Wednesday, December 19, 2007

Medical Expenses: New Case from Indiana's Court of Appeals

I spent too long tonight dealing with holiday parenting time to do justice to Johnny H. Tigner v. Linda Tigner (PDF format). The following describes the main issue:

Research has disclosed no Indiana case specifically addressing whether uninsured medical expenses must be reasonable and necessary before the non-custodial parent is required to contribute and if so, which party has the burden of proof. The trial court allocated the burden of proof to Father as the party contesting payment to prove the expenses were not reasonable or necessary
The Court of Appeals held that this burden of proof was not the one used in tort (negligence) case, but that the burden was on the party asserting the expenses were reasonable or necessary.
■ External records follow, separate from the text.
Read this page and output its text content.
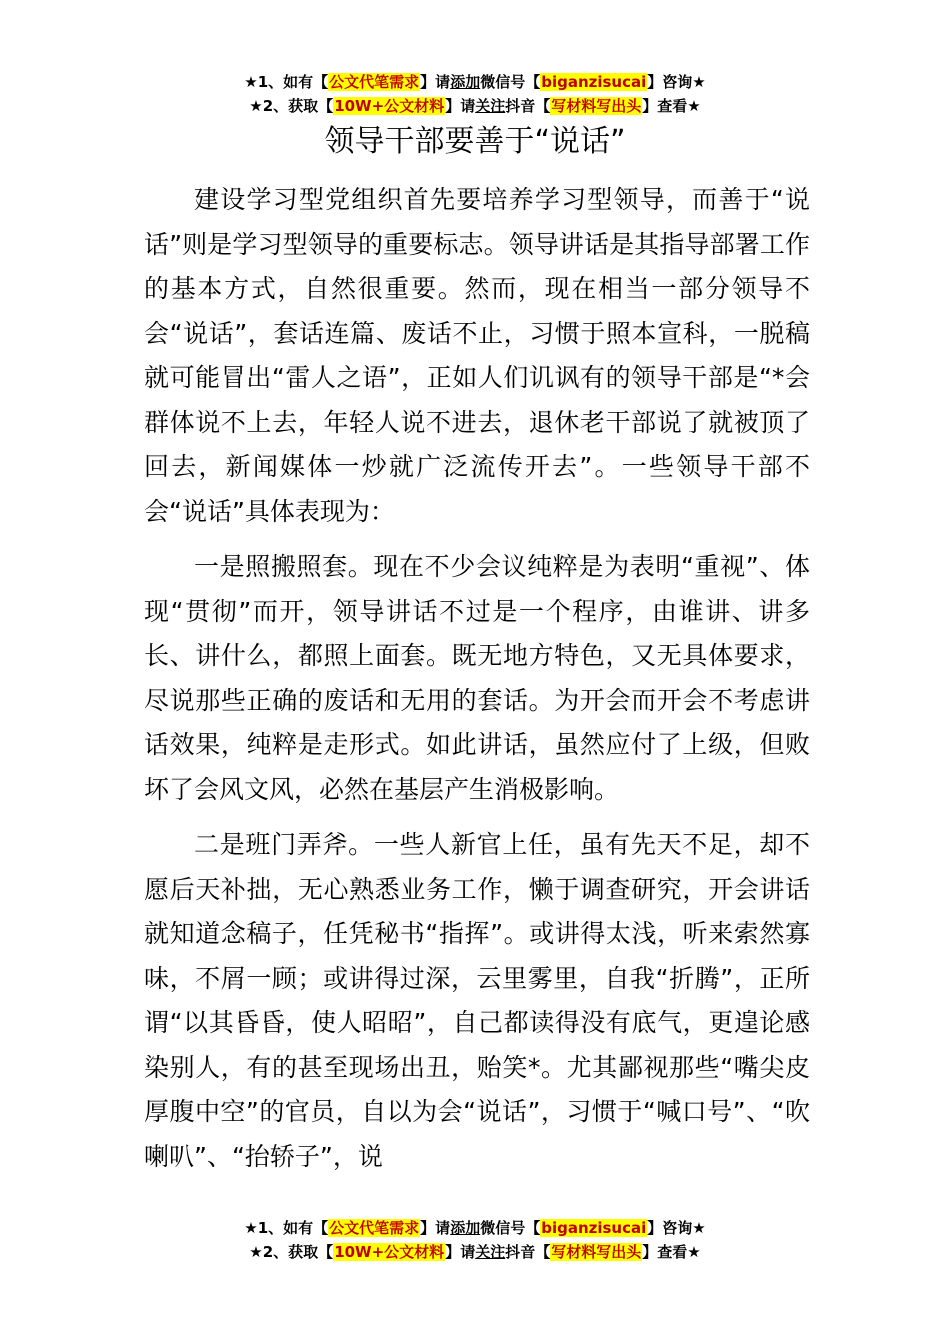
★1、如有【公文代笔需求】请添加微信号【biganzisucai】咨询★
★2、获取【10W+公文材料】请关注抖音【写材料写出头】查看★
领导干部要善于“说话”

建设学习型党组织首先要培养学习型领导，而善于“说话”则是学习型领导的重要标志。领导讲话是其指导部署工作的基本方式，自然很重要。然而，现在相当一部分领导不会“说话”，套话连篇、废话不止，习惯于照本宣科，一脱稿就可能冒出“雷人之语”，正如人们讥讽有的领导干部是“*会群体说不上去，年轻人说不进去，退休老干部说了就被顶了回去，新闻媒体一炒就广泛流传开去”。一些领导干部不会“说话”具体表现为：

一是照搬照套。现在不少会议纯粹是为表明“重视”、体现“贯彻”而开，领导讲话不过是一个程序，由谁讲、讲多长、讲什么，都照上面套。既无地方特色，又无具体要求，尽说那些正确的废话和无用的套话。为开会而开会不考虑讲话效果，纯粹是走形式。如此讲话，虽然应付了上级，但败坏了会风文风，必然在基层产生消极影响。

二是班门弄斧。一些人新官上任，虽有先天不足，却不愿后天补拙，无心熟悉业务工作，懒于调查研究，开会讲话就知道念稿子，任凭秘书“指挥”。或讲得太浅，听来索然寡味，不屑一顾；或讲得过深，云里雾里，自我“折腾”，正所谓“以其昏昏，使人昭昭”，自己都读得没有底气，更遑论感染别人，有的甚至现场出丑，贻笑*。尤其鄙视那些“嘴尖皮厚腹中空”的官员，自以为会“说话”，习惯于“喊口号”、“吹喇叭”、“抬轿子”，说

★1、如有【公文代笔需求】请添加微信号【biganzisucai】咨询★
★2、获取【10W+公文材料】请关注抖音【写材料写出头】查看★
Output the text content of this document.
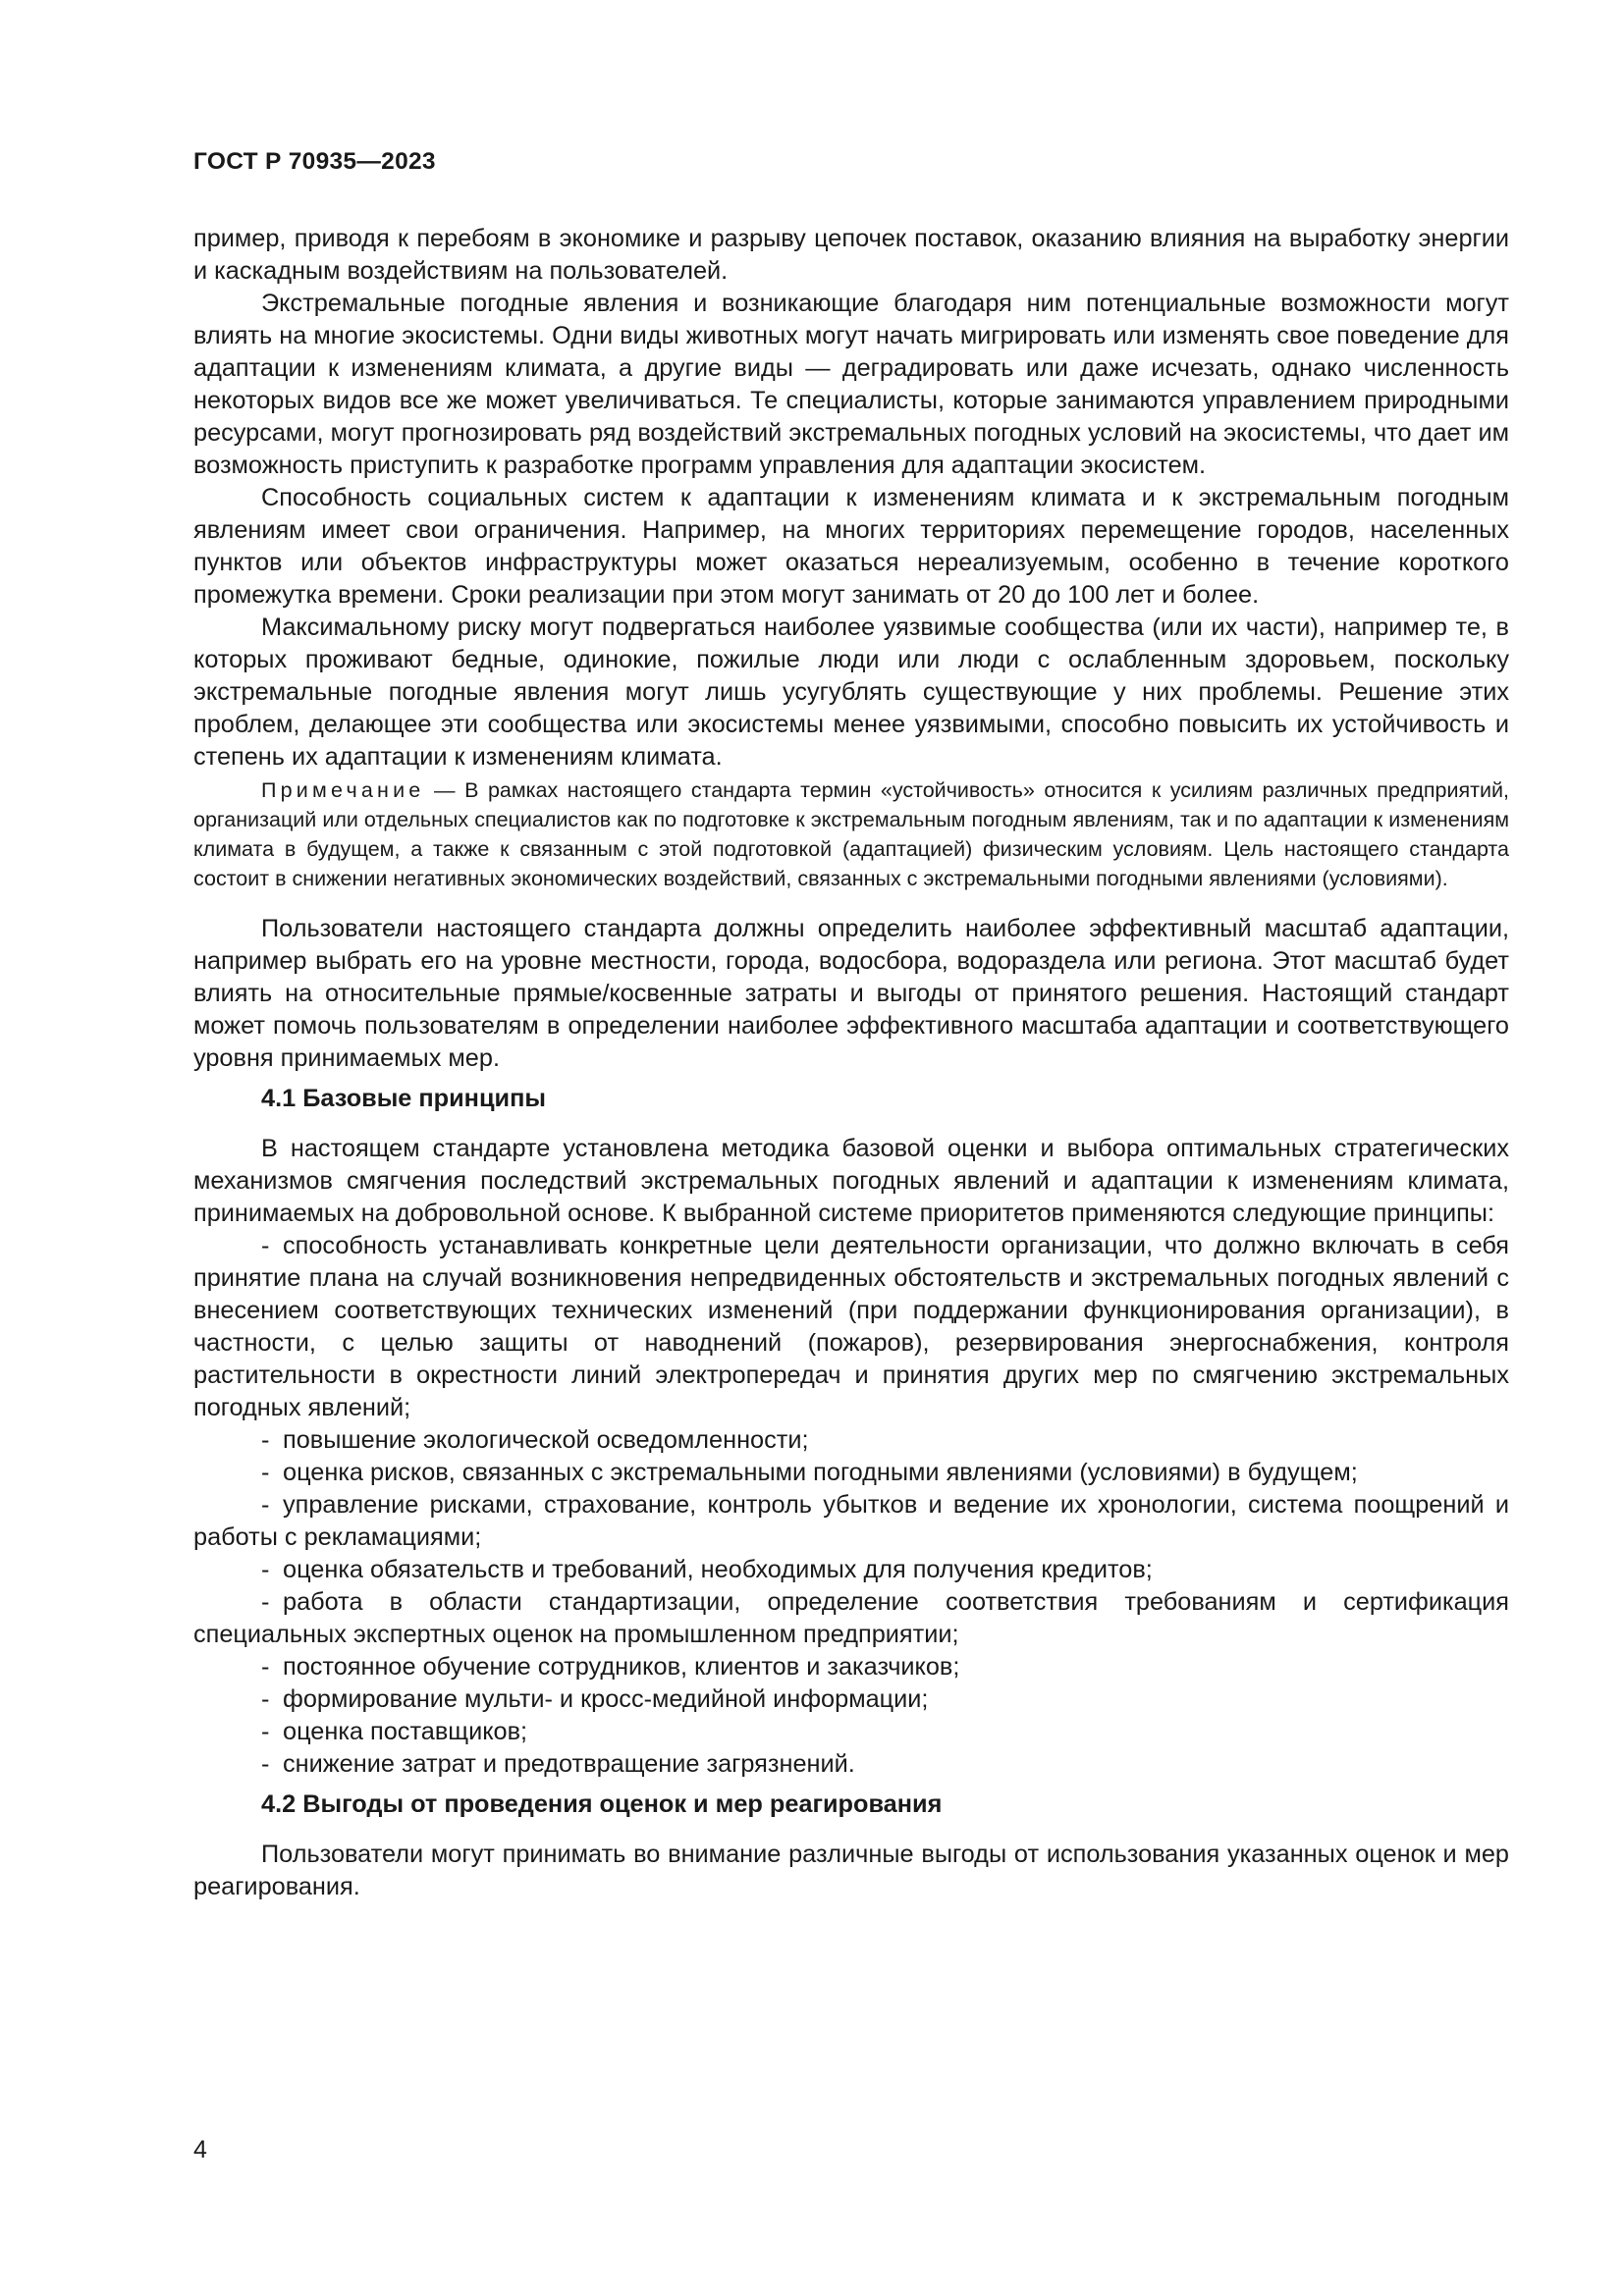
ГОСТ Р 70935—2023

пример, приводя к перебоям в экономике и разрыву цепочек поставок, оказанию влияния на выработку энергии и каскадным воздействиям на пользователей.

Экстремальные погодные явления и возникающие благодаря ним потенциальные возможности могут влиять на многие экосистемы. Одни виды животных могут начать мигрировать или изменять свое поведение для адаптации к изменениям климата, а другие виды — деградировать или даже исчезать, однако численность некоторых видов все же может увеличиваться. Те специалисты, которые занимаются управлением природными ресурсами, могут прогнозировать ряд воздействий экстремальных погодных условий на экосистемы, что дает им возможность приступить к разработке программ управления для адаптации экосистем.

Способность социальных систем к адаптации к изменениям климата и к экстремальным погодным явлениям имеет свои ограничения. Например, на многих территориях перемещение городов, населенных пунктов или объектов инфраструктуры может оказаться нереализуемым, особенно в течение короткого промежутка времени. Сроки реализации при этом могут занимать от 20 до 100 лет и более.

Максимальному риску могут подвергаться наиболее уязвимые сообщества (или их части), например те, в которых проживают бедные, одинокие, пожилые люди или люди с ослабленным здоровьем, поскольку экстремальные погодные явления могут лишь усугублять существующие у них проблемы. Решение этих проблем, делающее эти сообщества или экосистемы менее уязвимыми, способно повысить их устойчивость и степень их адаптации к изменениям климата.

Примечание — В рамках настоящего стандарта термин «устойчивость» относится к усилиям различных предприятий, организаций или отдельных специалистов как по подготовке к экстремальным погодным явлениям, так и по адаптации к изменениям климата в будущем, а также к связанным с этой подготовкой (адаптацией) физическим условиям. Цель настоящего стандарта состоит в снижении негативных экономических воздействий, связанных с экстремальными погодными явлениями (условиями).

Пользователи настоящего стандарта должны определить наиболее эффективный масштаб адаптации, например выбрать его на уровне местности, города, водосбора, водораздела или региона. Этот масштаб будет влиять на относительные прямые/косвенные затраты и выгоды от принятого решения. Настоящий стандарт может помочь пользователям в определении наиболее эффективного масштаба адаптации и соответствующего уровня принимаемых мер.

4.1 Базовые принципы

В настоящем стандарте установлена методика базовой оценки и выбора оптимальных стратегических механизмов смягчения последствий экстремальных погодных явлений и адаптации к изменениям климата, принимаемых на добровольной основе. К выбранной системе приоритетов применяются следующие принципы:

- способность устанавливать конкретные цели деятельности организации, что должно включать в себя принятие плана на случай возникновения непредвиденных обстоятельств и экстремальных погодных явлений с внесением соответствующих технических изменений (при поддержании функционирования организации), в частности, с целью защиты от наводнений (пожаров), резервирования энергоснабжения, контроля растительности в окрестности линий электропередач и принятия других мер по смягчению экстремальных погодных явлений;
- повышение экологической осведомленности;
- оценка рисков, связанных с экстремальными погодными явлениями (условиями) в будущем;
- управление рисками, страхование, контроль убытков и ведение их хронологии, система поощрений и работы с рекламациями;
- оценка обязательств и требований, необходимых для получения кредитов;
- работа в области стандартизации, определение соответствия требованиям и сертификация специальных экспертных оценок на промышленном предприятии;
- постоянное обучение сотрудников, клиентов и заказчиков;
- формирование мульти- и кросс-медийной информации;
- оценка поставщиков;
- снижение затрат и предотвращение загрязнений.

4.2 Выгоды от проведения оценок и мер реагирования

Пользователи могут принимать во внимание различные выгоды от использования указанных оценок и мер реагирования.

4
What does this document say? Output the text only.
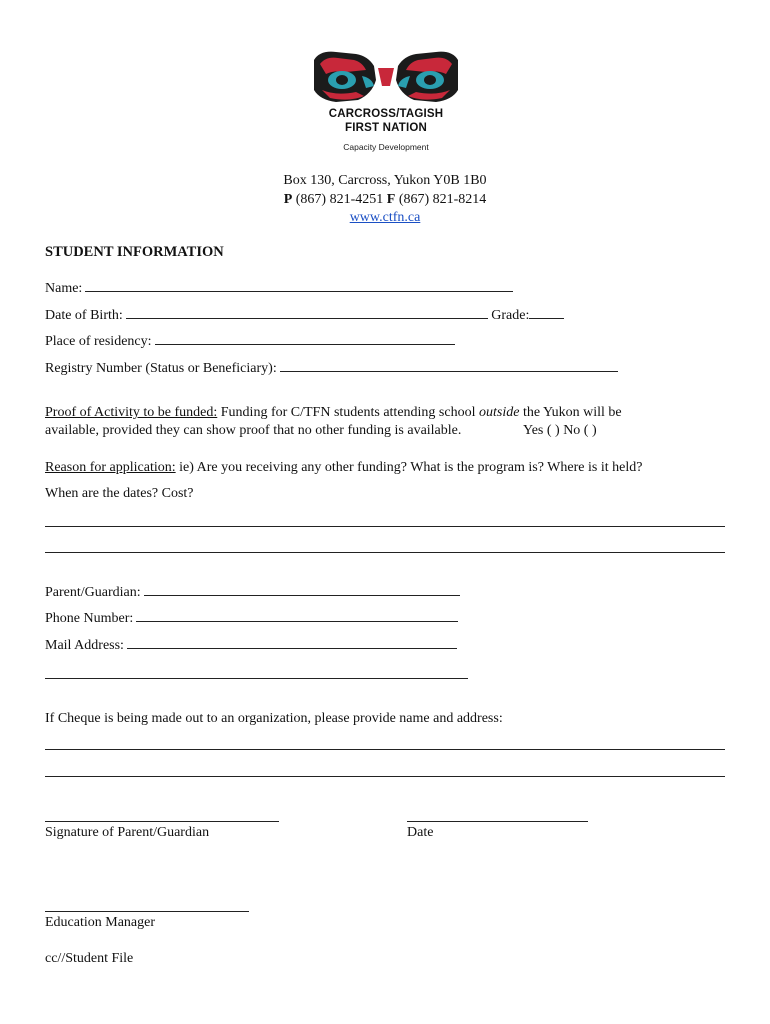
CARCROSS/TAGISH
FIRST NATION
Capacity Development
Box 130, Carcross, Yukon Y0B 1B0
P (867) 821-4251 F (867) 821-8214
www.ctfn.ca
STUDENT INFORMATION
Name:
Date of Birth:	Grade:
Place of residency:
Registry Number (Status or Beneficiary):
Proof of Activity to be funded: Funding for C/TFN students attending school outside the Yukon will be
available, provided they can show proof that no other funding is available.	Yes ( ) No ( )
Reason for application: ie) Are you receiving any other funding? What is the program is? Where is it held?
When are the dates? Cost?
Parent/Guardian:
Phone Number:
Mail Address:
If Cheque is being made out to an organization, please provide name and address:
Signature of Parent/Guardian	Date
Education Manager
cc//Student File
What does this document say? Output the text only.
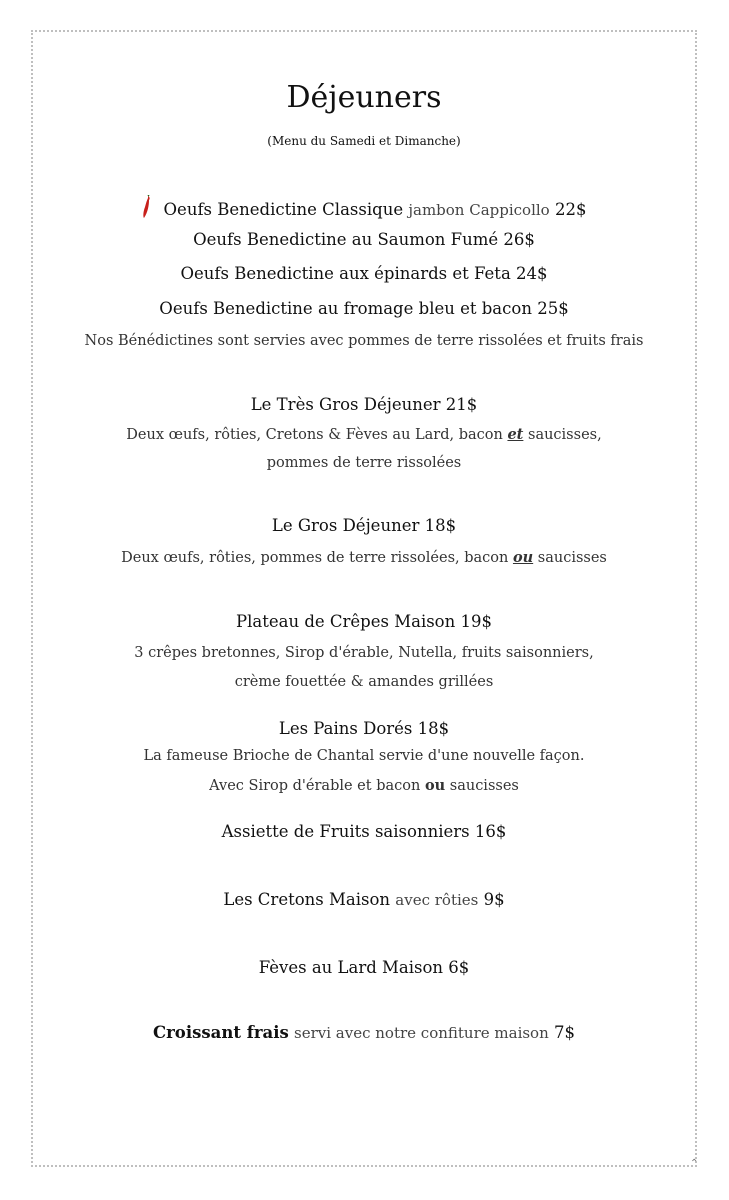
⌃
Déjeuners
(Menu du Samedi et Dimanche)
Oeufs Benedictine Classique jambon Cappicollo 22$
Oeufs Benedictine au Saumon Fumé 26$
Oeufs Benedictine aux épinards et Feta 24$
Oeufs Benedictine au fromage bleu et bacon 25$
Nos Bénédictines sont servies avec pommes de terre rissolées et fruits frais
Le Très Gros Déjeuner 21$
Deux œufs, rôties, Cretons & Fèves au Lard, bacon et saucisses,
pommes de terre rissolées
Le Gros Déjeuner 18$
Deux œufs, rôties, pommes de terre rissolées, bacon ou saucisses
Plateau de Crêpes Maison 19$
3 crêpes bretonnes, Sirop d'érable, Nutella, fruits saisonniers,
crème fouettée & amandes grillées
Les Pains Dorés 18$
La fameuse Brioche de Chantal servie d'une nouvelle façon.
Avec Sirop d'érable et bacon ou saucisses
Assiette de Fruits saisonniers 16$
Les Cretons Maison avec rôties 9$
Fèves au Lard Maison 6$
Croissant frais servi avec notre confiture maison 7$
I will return to this case at a later date. I can say this much:
  1. Although the parties here operated under a joint custody order, the decision does not turn on the type of custody. Therefore, this opinion applies to all cases where there is an order to pay uninsured medical expenses.
  2. The Court of Appeals remanded for a new hearing but gave a few pages to how the medical expenses had been calculated before.
  3. Lots of footnotes with some of no small length makes the decision a rather odd one for our Court of Appeals. They need looking at.
  4. As I read the case at this hour, the party having physical custody of the child gets the choice of medical treatment and the only protection offered the non-custodial parent lies in making the custodial parent prove the reasonableness and necessity of the particular treatment. I may have an oversimplification in that sentence for joint custody cases and absolutely none for sole custody cases.